Meral Akşener ne söylemişti: “İYİ Parti’yi CHP ve HDP ile yan yana getirme çabasını çirkin, saygısız ve çok ayıp buluyorum.”

Bu sözün üzerine genel seçimlerde CHP, yerel seçimlerde de HDP ile birlikte ittifak yapmadı mı? 16 Nisan 2017 referandumunda da CHP ve HDP’nin yanında sığıntı gibi (henüz parti kurmamışlardı) “Hayır” kampanyasına katılmadılar mı?

Meral Akşener’in Rizeli kadının tepkisine verdiği cevap içerisinde takıldığım iki konuya tekrar dönmek istiyorum.

O da “Megri megri’yi ben mi söyledim? Öcalan’ın mektubunu ben mi okuttum?” konusudur. Birincisi AKP’nin geçmişte yaptığı PKK açılımına karşı çok ciddi mücadele vermiş bir yazar olarak Şivan Perver isimli yaratığa “Megri megri” söyletilmesini o dönem çok eleştirdim. İkincisi de Bülent Arınç’ın içinde olduğu teröristbaşı Öcalan’ın mektup olayını da seçimden önce ve sonra yazılarımla eleştirmiş birisiyim.

Ama gelin bir mantık kuralım.
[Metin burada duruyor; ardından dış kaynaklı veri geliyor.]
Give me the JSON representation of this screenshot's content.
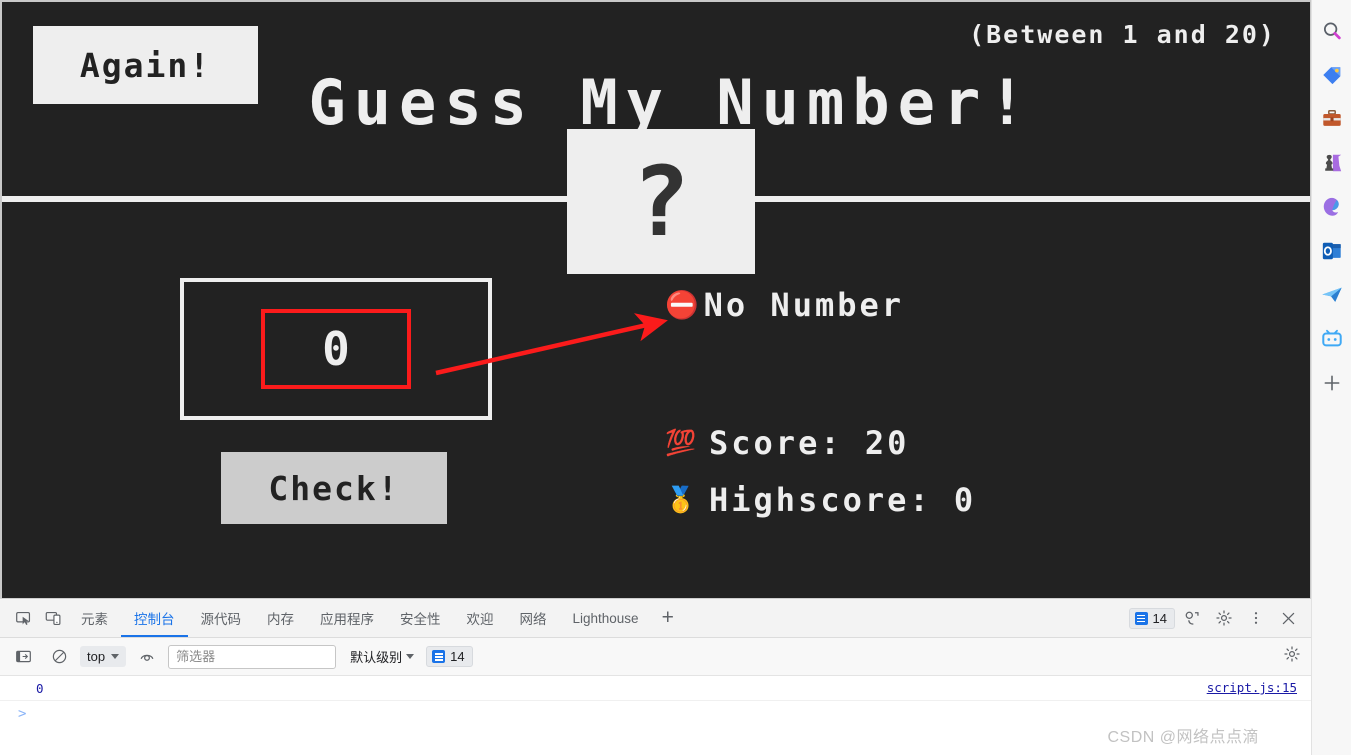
{
  "game": {
    "again_button": "Again!",
    "range_hint": "(Between 1 and 20)",
    "title": "Guess My Number!",
    "secret_display": "?",
    "guess_value": "0",
    "check_button": "Check!",
    "message": "No Number",
    "message_icon": "⛔",
    "score_icon": "💯",
    "score_label": "Score: 20",
    "highscore_icon": "🥇",
    "highscore_label": "Highscore: 0",
    "colors": {
      "background": "#222222",
      "foreground": "#eeeeee",
      "button": "#cccccc",
      "annotation": "#fb1b1b"
    }
  },
  "annotations": {
    "highlight_box_color": "#fb1b1b",
    "arrow_color": "#fb1b1b"
  },
  "sidebar": {
    "icons": [
      {
        "name": "search-icon",
        "glyph": "search"
      },
      {
        "name": "shopping-tag-icon",
        "glyph": "tag"
      },
      {
        "name": "tools-briefcase-icon",
        "glyph": "briefcase"
      },
      {
        "name": "games-icon",
        "glyph": "pawn"
      },
      {
        "name": "office-icon",
        "glyph": "office"
      },
      {
        "name": "outlook-icon",
        "glyph": "outlook"
      },
      {
        "name": "telegram-icon",
        "glyph": "plane"
      },
      {
        "name": "bilibili-icon",
        "glyph": "tv"
      },
      {
        "name": "add-sidebar-app-icon",
        "glyph": "plus"
      }
    ]
  },
  "devtools": {
    "tabs": [
      {
        "label": "元素",
        "active": false
      },
      {
        "label": "控制台",
        "active": true
      },
      {
        "label": "源代码",
        "active": false
      },
      {
        "label": "内存",
        "active": false
      },
      {
        "label": "应用程序",
        "active": false
      },
      {
        "label": "安全性",
        "active": false
      },
      {
        "label": "欢迎",
        "active": false
      },
      {
        "label": "网络",
        "active": false
      },
      {
        "label": "Lighthouse",
        "active": false
      }
    ],
    "add_tab": "+",
    "message_count": "14",
    "console": {
      "context": "top",
      "filter_placeholder": "筛选器",
      "filter_value": "",
      "level": "默认级别",
      "level_count": "14",
      "rows": [
        {
          "value": "0",
          "source": "script.js:15"
        }
      ],
      "prompt": ">"
    }
  },
  "watermark": "CSDN @网络点点滴"
}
Mesela Meral Akşener’in eleştirdiği “Megri megriyi” söyleyen Şivan Perver isimli yaratık Meral Akşener’le en son hangi konuda yan yana gelmişti?
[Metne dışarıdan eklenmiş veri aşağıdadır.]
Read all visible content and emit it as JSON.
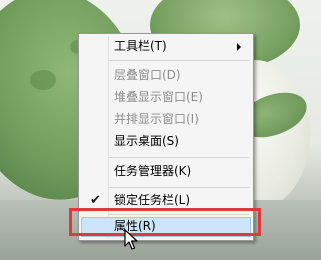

Türk ordusu, Afrin’de terör örgütü YPG’ye karşı Zeytin Dalı Operasyonu yaptığında hem Meral Akşener, hem Şivan Perver operasyona karşı çıkmak için feryat etmiyor muydu?
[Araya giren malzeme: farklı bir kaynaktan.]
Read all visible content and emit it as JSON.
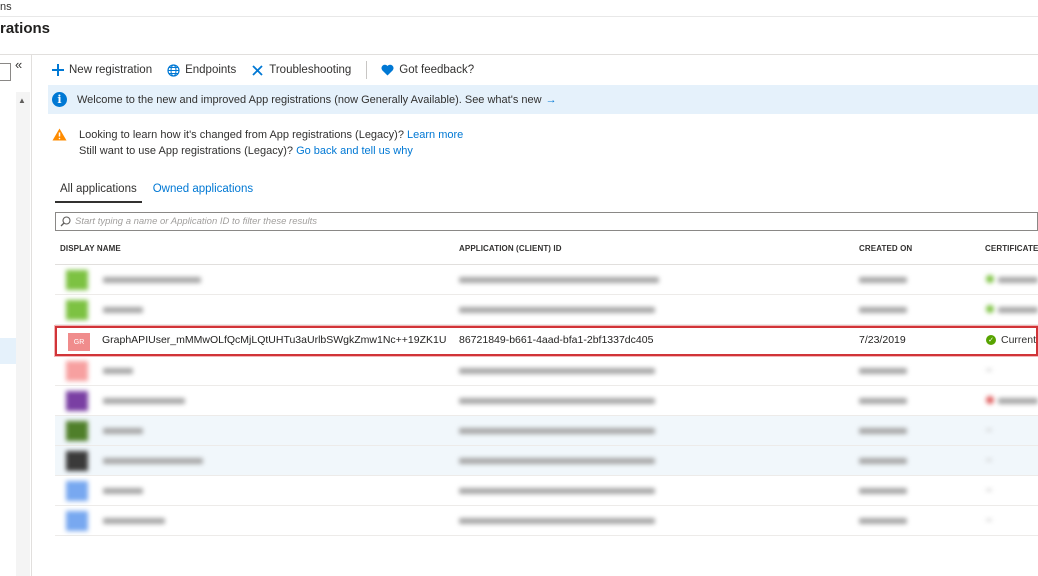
{
  "breadcrumb": "ns",
  "page_title": "rations",
  "nav": {
    "collapse": "«",
    "scroll_up": "▲"
  },
  "toolbar": {
    "new_registration": "New registration",
    "endpoints": "Endpoints",
    "troubleshooting": "Troubleshooting",
    "feedback": "Got feedback?"
  },
  "banner": {
    "text": "Welcome to the new and improved App registrations (now Generally Available). See what's new",
    "arrow": "→"
  },
  "warning": {
    "line1": "Looking to learn how it's changed from App registrations (Legacy)? ",
    "line1_link": "Learn more",
    "line2": "Still want to use App registrations (Legacy)? ",
    "line2_link": "Go back and tell us why"
  },
  "tabs": [
    {
      "label": "All applications",
      "active": true
    },
    {
      "label": "Owned applications",
      "active": false
    }
  ],
  "search": {
    "placeholder": "Start typing a name or Application ID to filter these results"
  },
  "columns": {
    "display_name": "DISPLAY NAME",
    "app_id": "APPLICATION (CLIENT) ID",
    "created_on": "CREATED ON",
    "certificates": "CERTIFICATES"
  },
  "highlighted_row": {
    "initials": "GR",
    "display_name": "GraphAPIUser_mMMwOLfQcMjLQtUHTu3aUrlbSWgkZmw1Nc++19ZK1U",
    "app_id": "86721849-b661-4aad-bfa1-2bf1337dc405",
    "created_on": "7/23/2019",
    "cert_status": "Current",
    "avatar_color": "#f08c8c"
  },
  "blurred_rows": [
    {
      "avatar_color": "#7dc242",
      "cert_color": "#7dc242",
      "tint": false
    },
    {
      "avatar_color": "#7dc242",
      "cert_color": "#7dc242",
      "tint": false
    },
    {
      "avatar_color": "#f7a0a0",
      "cert_color": "",
      "tint": false
    },
    {
      "avatar_color": "#7a3fa3",
      "cert_color": "#e06060",
      "tint": false
    },
    {
      "avatar_color": "#4f7f2a",
      "cert_color": "",
      "tint": true
    },
    {
      "avatar_color": "#3a3a3a",
      "cert_color": "",
      "tint": true
    },
    {
      "avatar_color": "#78a8f0",
      "cert_color": "",
      "tint": false
    },
    {
      "avatar_color": "#78a8f0",
      "cert_color": "",
      "tint": false
    }
  ],
  "colors": {
    "accent": "#0078d4",
    "highlight_border": "#d13438",
    "banner_bg": "#e5f1fb",
    "success": "#57a300"
  }
}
Meral Akşener İP’in sözcüsü Aytun Çıray’a ne açıklama yaptırmıştı?:

          “İyi Parti tek adam rejimini kalıcı kılmaktan başka hiçbir amaca hizmet etmeyecek ve beka sorunu yaratabilecek Afrin savaş senaryolarına tamamen karşıdır”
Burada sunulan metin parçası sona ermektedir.